Referring to the revolutionary changes that have taken place in his country during the last three years, Mr. Cech said a program about the Church would be useful for his viewers.

"We want to show some things which have been, up to this time, prohibited," he said. "Because we have no information about the Mormon Church in the Czech Republic, we want to show what Mormons are and what they do. It's very interesting to show our people different types of thinking."

Furthermore, he noted, as the society shifts from a socialistic to a free-market economy, the people must learn to live under new conditions. "It's important to know the life-style of the Mormons," he explained, "because money and property are not the most important things in life, but other things, such as values and manner of thinking, are more important."

Mr. Smetana said he first made contact with the Church in 1990 when the Tabernacle Choir toured eastern Europe and broadcast a concert in Prague. At the time, he formed some associations which led to the broadcast of three subsequent choir programs over Czech television, and ultimately the trip to Salt Lake City.

Featuring the cultural aspect of the Church and Salt Lake City, he said, demonstrates that Czech society can retain a cultural component without cultural affairs being controlled by the state as they were previously.

"I like the city very much," he commented. "It's absolutely clean, and I even like the position, with the city down and the mountains up.

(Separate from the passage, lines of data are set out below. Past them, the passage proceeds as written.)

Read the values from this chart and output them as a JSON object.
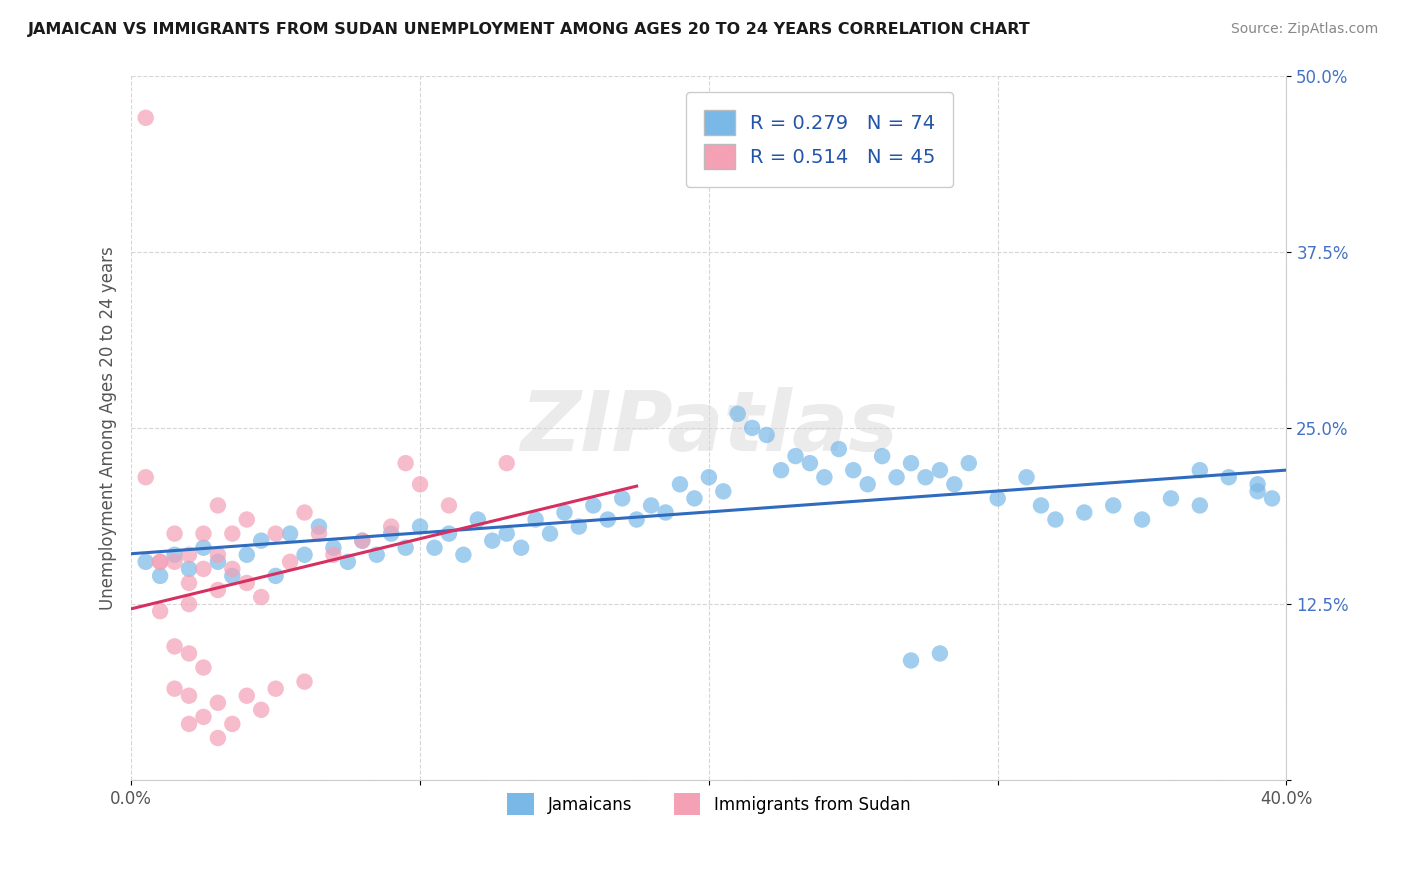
{
  "title": "JAMAICAN VS IMMIGRANTS FROM SUDAN UNEMPLOYMENT AMONG AGES 20 TO 24 YEARS CORRELATION CHART",
  "source": "Source: ZipAtlas.com",
  "ylabel": "Unemployment Among Ages 20 to 24 years",
  "xlim": [
    0.0,
    0.4
  ],
  "ylim": [
    0.0,
    0.5
  ],
  "jamaican_color": "#7ab8e8",
  "sudan_color": "#f4a0b5",
  "trendline_blue": "#2f6bbf",
  "trendline_pink": "#d63060",
  "watermark_text": "ZIPatlas",
  "r_jamaican": "0.279",
  "n_jamaican": "74",
  "r_sudan": "0.514",
  "n_sudan": "45",
  "blue_label": "Jamaicans",
  "pink_label": "Immigrants from Sudan",
  "legend_text_color": "#2255aa",
  "title_color": "#1a1a1a",
  "source_color": "#888888",
  "ytick_color": "#4472c4",
  "xtick_color": "#555555",
  "grid_color": "#cccccc",
  "jamaican_pts": [
    [
      0.005,
      0.155
    ],
    [
      0.01,
      0.145
    ],
    [
      0.015,
      0.16
    ],
    [
      0.02,
      0.15
    ],
    [
      0.025,
      0.165
    ],
    [
      0.03,
      0.155
    ],
    [
      0.035,
      0.145
    ],
    [
      0.04,
      0.16
    ],
    [
      0.045,
      0.17
    ],
    [
      0.05,
      0.145
    ],
    [
      0.055,
      0.175
    ],
    [
      0.06,
      0.16
    ],
    [
      0.065,
      0.18
    ],
    [
      0.07,
      0.165
    ],
    [
      0.075,
      0.155
    ],
    [
      0.08,
      0.17
    ],
    [
      0.085,
      0.16
    ],
    [
      0.09,
      0.175
    ],
    [
      0.095,
      0.165
    ],
    [
      0.1,
      0.18
    ],
    [
      0.105,
      0.165
    ],
    [
      0.11,
      0.175
    ],
    [
      0.115,
      0.16
    ],
    [
      0.12,
      0.185
    ],
    [
      0.125,
      0.17
    ],
    [
      0.13,
      0.175
    ],
    [
      0.135,
      0.165
    ],
    [
      0.14,
      0.185
    ],
    [
      0.145,
      0.175
    ],
    [
      0.15,
      0.19
    ],
    [
      0.155,
      0.18
    ],
    [
      0.16,
      0.195
    ],
    [
      0.165,
      0.185
    ],
    [
      0.17,
      0.2
    ],
    [
      0.175,
      0.185
    ],
    [
      0.18,
      0.195
    ],
    [
      0.185,
      0.19
    ],
    [
      0.19,
      0.21
    ],
    [
      0.195,
      0.2
    ],
    [
      0.2,
      0.215
    ],
    [
      0.205,
      0.205
    ],
    [
      0.21,
      0.26
    ],
    [
      0.215,
      0.25
    ],
    [
      0.22,
      0.245
    ],
    [
      0.225,
      0.22
    ],
    [
      0.23,
      0.23
    ],
    [
      0.235,
      0.225
    ],
    [
      0.24,
      0.215
    ],
    [
      0.245,
      0.235
    ],
    [
      0.25,
      0.22
    ],
    [
      0.255,
      0.21
    ],
    [
      0.26,
      0.23
    ],
    [
      0.265,
      0.215
    ],
    [
      0.27,
      0.225
    ],
    [
      0.275,
      0.215
    ],
    [
      0.28,
      0.22
    ],
    [
      0.285,
      0.21
    ],
    [
      0.29,
      0.225
    ],
    [
      0.3,
      0.2
    ],
    [
      0.31,
      0.215
    ],
    [
      0.315,
      0.195
    ],
    [
      0.32,
      0.185
    ],
    [
      0.33,
      0.19
    ],
    [
      0.34,
      0.195
    ],
    [
      0.35,
      0.185
    ],
    [
      0.36,
      0.2
    ],
    [
      0.37,
      0.195
    ],
    [
      0.38,
      0.215
    ],
    [
      0.39,
      0.205
    ],
    [
      0.395,
      0.2
    ],
    [
      0.27,
      0.085
    ],
    [
      0.28,
      0.09
    ],
    [
      0.37,
      0.22
    ],
    [
      0.39,
      0.21
    ]
  ],
  "sudan_pts": [
    [
      0.005,
      0.47
    ],
    [
      0.005,
      0.215
    ],
    [
      0.01,
      0.155
    ],
    [
      0.01,
      0.12
    ],
    [
      0.01,
      0.155
    ],
    [
      0.015,
      0.175
    ],
    [
      0.015,
      0.155
    ],
    [
      0.015,
      0.095
    ],
    [
      0.015,
      0.065
    ],
    [
      0.02,
      0.16
    ],
    [
      0.02,
      0.14
    ],
    [
      0.02,
      0.125
    ],
    [
      0.02,
      0.09
    ],
    [
      0.02,
      0.06
    ],
    [
      0.02,
      0.04
    ],
    [
      0.025,
      0.175
    ],
    [
      0.025,
      0.15
    ],
    [
      0.025,
      0.08
    ],
    [
      0.025,
      0.045
    ],
    [
      0.03,
      0.195
    ],
    [
      0.03,
      0.16
    ],
    [
      0.03,
      0.135
    ],
    [
      0.03,
      0.055
    ],
    [
      0.03,
      0.03
    ],
    [
      0.035,
      0.175
    ],
    [
      0.035,
      0.15
    ],
    [
      0.035,
      0.04
    ],
    [
      0.04,
      0.185
    ],
    [
      0.04,
      0.14
    ],
    [
      0.04,
      0.06
    ],
    [
      0.045,
      0.13
    ],
    [
      0.045,
      0.05
    ],
    [
      0.05,
      0.175
    ],
    [
      0.05,
      0.065
    ],
    [
      0.055,
      0.155
    ],
    [
      0.06,
      0.19
    ],
    [
      0.06,
      0.07
    ],
    [
      0.065,
      0.175
    ],
    [
      0.07,
      0.16
    ],
    [
      0.08,
      0.17
    ],
    [
      0.09,
      0.18
    ],
    [
      0.095,
      0.225
    ],
    [
      0.1,
      0.21
    ],
    [
      0.11,
      0.195
    ],
    [
      0.13,
      0.225
    ]
  ]
}
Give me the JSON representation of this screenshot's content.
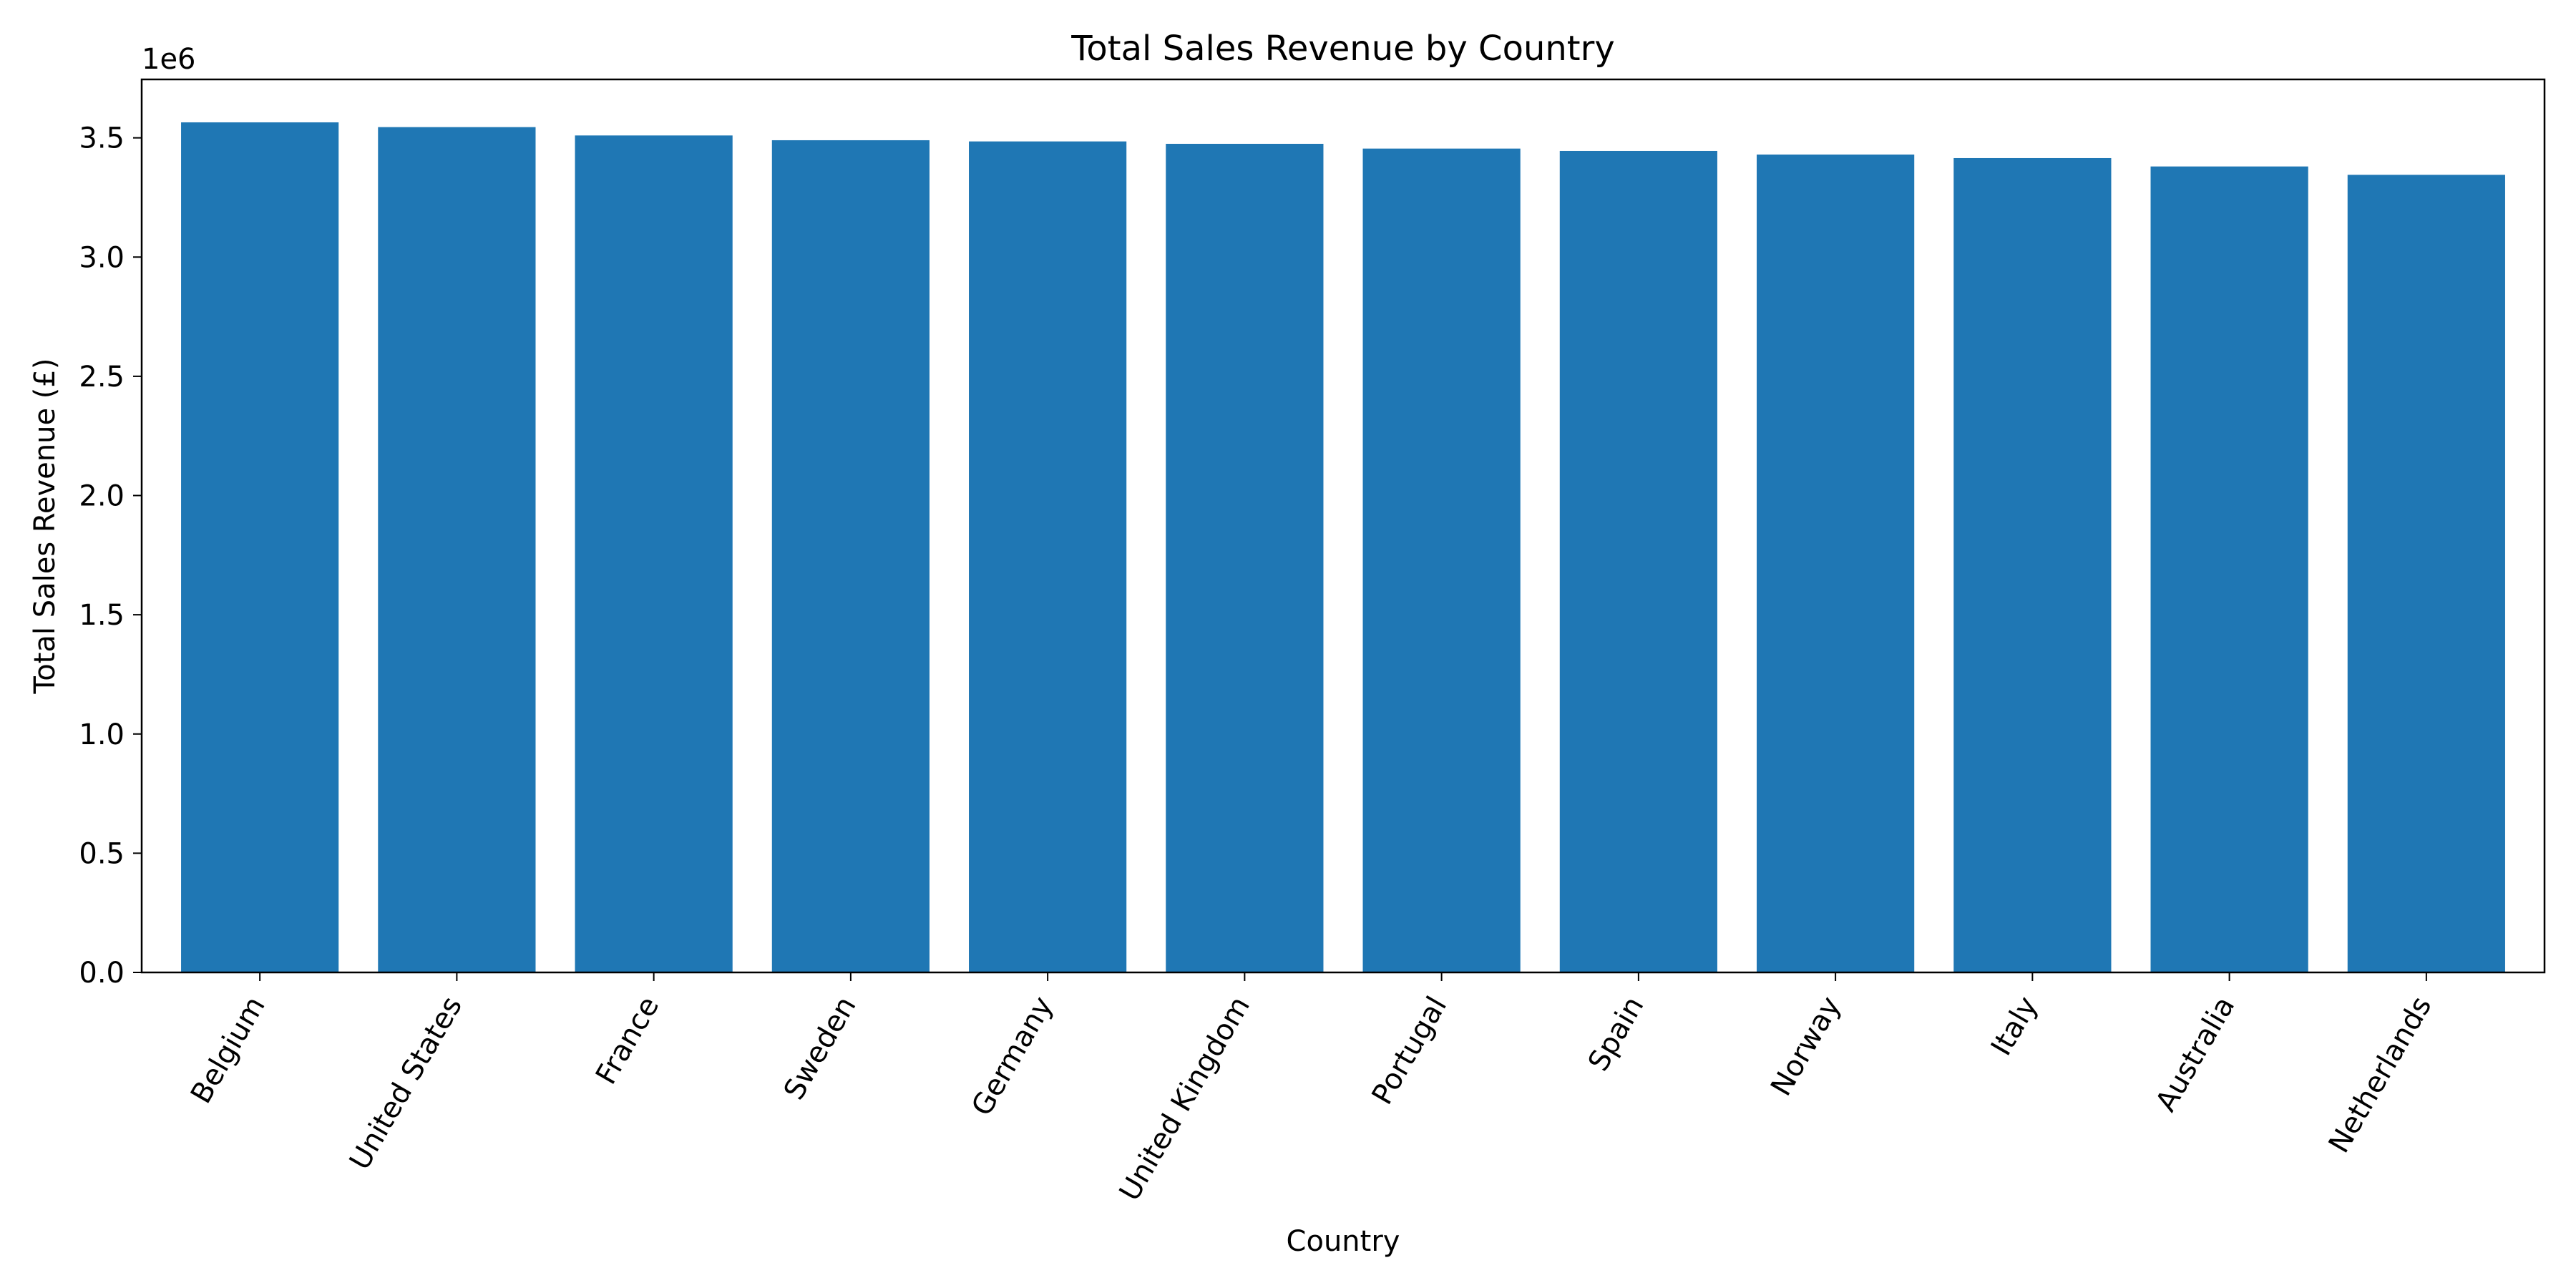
{
  "chart_data": {
    "type": "bar",
    "title": "Total Sales Revenue by Country",
    "xlabel": "Country",
    "ylabel": "Total Sales Revenue (£)",
    "offset_label": "1e6",
    "categories": [
      "Belgium",
      "United States",
      "France",
      "Sweden",
      "Germany",
      "United Kingdom",
      "Portugal",
      "Spain",
      "Norway",
      "Italy",
      "Australia",
      "Netherlands"
    ],
    "values": [
      3565000,
      3545000,
      3510000,
      3490000,
      3485000,
      3475000,
      3455000,
      3445000,
      3430000,
      3415000,
      3380000,
      3345000
    ],
    "ylim": [
      0,
      3745000
    ],
    "yticks": [
      0,
      500000,
      1000000,
      1500000,
      2000000,
      2500000,
      3000000,
      3500000
    ],
    "ytick_labels": [
      "0.0",
      "0.5",
      "1.0",
      "1.5",
      "2.0",
      "2.5",
      "3.0",
      "3.5"
    ],
    "grid": false,
    "legend": "none",
    "bar_color": "#1f77b4"
  }
}
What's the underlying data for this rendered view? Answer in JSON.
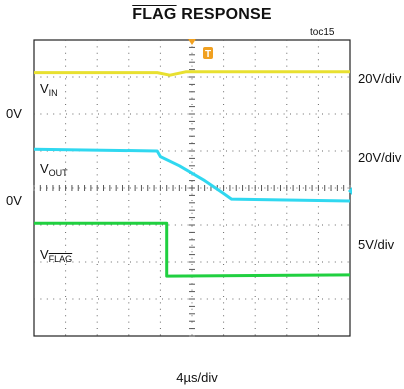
{
  "chart_data": {
    "type": "line",
    "title_overlined": "FLAG",
    "title_rest": " RESPONSE",
    "figure_id": "toc15",
    "xlabel": "4µs/div",
    "divisions": {
      "x": 10,
      "y": 8
    },
    "trigger_marker": "T",
    "zero_markers": [
      {
        "label": "0V",
        "level_div": 6.0
      },
      {
        "label": "0V",
        "level_div": 3.65
      }
    ],
    "scale_labels": [
      {
        "label": "20V/div",
        "level_div": 6.95
      },
      {
        "label": "20V/div",
        "level_div": 4.8
      },
      {
        "label": "5V/div",
        "level_div": 2.45
      }
    ],
    "series": [
      {
        "name_main": "V",
        "name_sub": "IN",
        "sub_overline": false,
        "color": "#e8e030",
        "label_level_div": 6.65,
        "points": [
          [
            0,
            7.12
          ],
          [
            3.9,
            7.12
          ],
          [
            4.3,
            7.05
          ],
          [
            4.8,
            7.14
          ],
          [
            10,
            7.14
          ]
        ]
      },
      {
        "name_main": "V",
        "name_sub": "OUT",
        "sub_overline": false,
        "color": "#30d8f0",
        "label_level_div": 4.5,
        "points": [
          [
            0,
            5.05
          ],
          [
            3.9,
            5.0
          ],
          [
            4.0,
            4.85
          ],
          [
            4.6,
            4.6
          ],
          [
            5.4,
            4.2
          ],
          [
            6.0,
            3.85
          ],
          [
            6.25,
            3.7
          ],
          [
            10,
            3.65
          ]
        ]
      },
      {
        "name_main": "V",
        "name_sub": "FLAG",
        "sub_overline": true,
        "color": "#20d040",
        "label_level_div": 2.15,
        "points": [
          [
            0,
            3.05
          ],
          [
            4.2,
            3.05
          ],
          [
            4.2,
            1.62
          ],
          [
            10,
            1.65
          ]
        ]
      }
    ]
  }
}
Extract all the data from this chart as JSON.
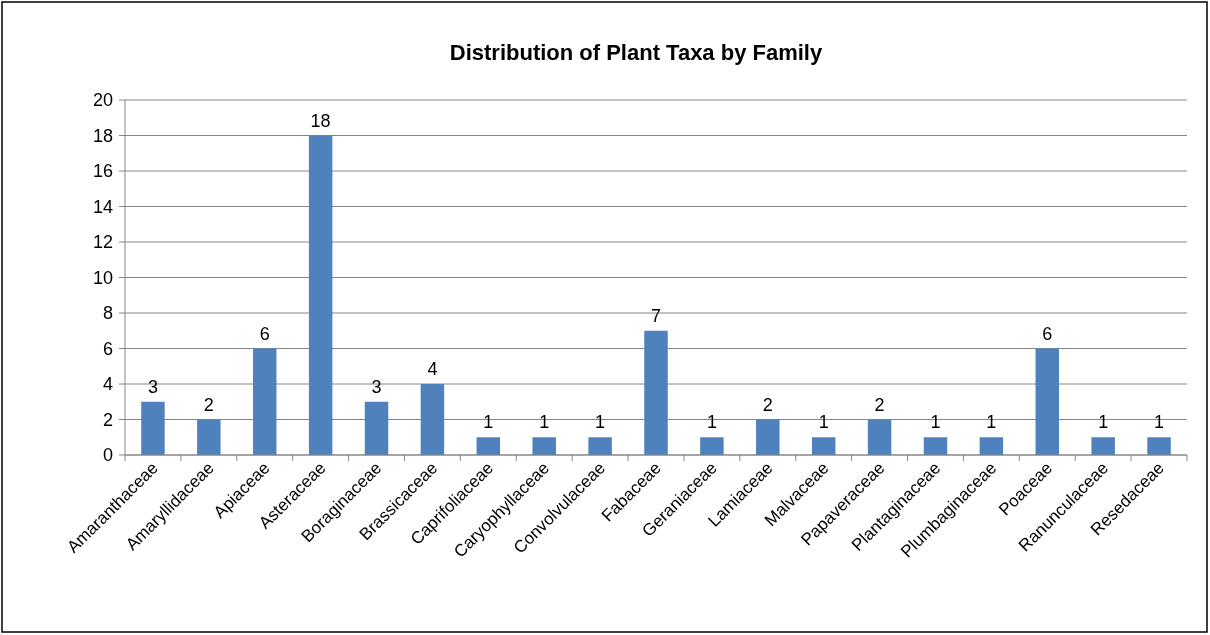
{
  "chart_data": {
    "type": "bar",
    "title": "Distribution of Plant Taxa by Family",
    "categories": [
      "Amaranthaceae",
      "Amaryllidaceae",
      "Apiaceae",
      "Asteraceae",
      "Boraginaceae",
      "Brassicaceae",
      "Caprifoliaceae",
      "Caryophyllaceae",
      "Convolvulaceae",
      "Fabaceae",
      "Geraniaceae",
      "Lamiaceae",
      "Malvaceae",
      "Papaveraceae",
      "Plantaginaceae",
      "Plumbaginaceae",
      "Poaceae",
      "Ranunculaceae",
      "Resedaceae"
    ],
    "values": [
      3,
      2,
      6,
      18,
      3,
      4,
      1,
      1,
      1,
      7,
      1,
      2,
      1,
      2,
      1,
      1,
      6,
      1,
      1
    ],
    "color": "#4f81bd",
    "ylim": [
      0,
      20
    ],
    "yticks": [
      0,
      2,
      4,
      6,
      8,
      10,
      12,
      14,
      16,
      18,
      20
    ],
    "grid": "y",
    "data_labels": true
  }
}
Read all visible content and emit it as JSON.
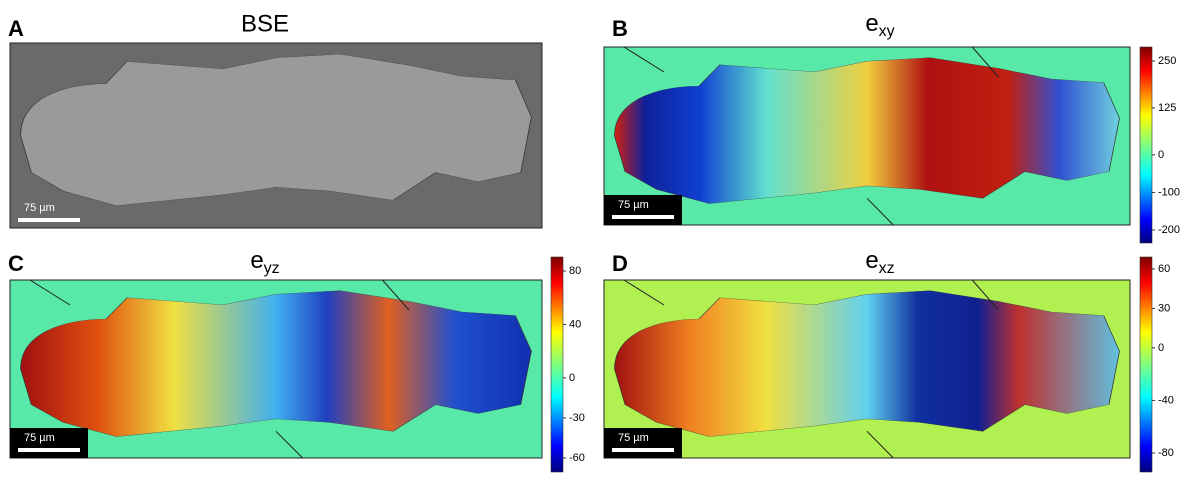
{
  "panels": [
    {
      "label": "A",
      "title": "BSE",
      "scale_bar": "75 µm"
    },
    {
      "label": "B",
      "title": {
        "base": "e",
        "sub": "xy"
      },
      "scale_bar": "75 µm",
      "colorbar_ticks": [
        250,
        125,
        0,
        -100,
        -200
      ]
    },
    {
      "label": "C",
      "title": {
        "base": "e",
        "sub": "yz"
      },
      "scale_bar": "75 µm",
      "colorbar_ticks": [
        80,
        40,
        0,
        -30,
        -60
      ]
    },
    {
      "label": "D",
      "title": {
        "base": "e",
        "sub": "xz"
      },
      "scale_bar": "75 µm",
      "colorbar_ticks": [
        60,
        30,
        0,
        -40,
        -80
      ]
    }
  ]
}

It looks really beautiful. The people are nice looking and smile all the time. What I can't understand is how in a desert this could be done. This is really miraculous for me."

Mr. Cech said viewers will probably be interested to find that the western United States does not resemble the "wild west" stereotype often portrayed in motion pictures.

He said his program will be broadcast in June. The cultural program being prepared by Mr. Smetana will be presented on a date as yet undetermined.

Assisting the broadcasters and facilitating contacts was a Salt Lake video and television producer Peter Semelka, himself a native of Czechoslovakia.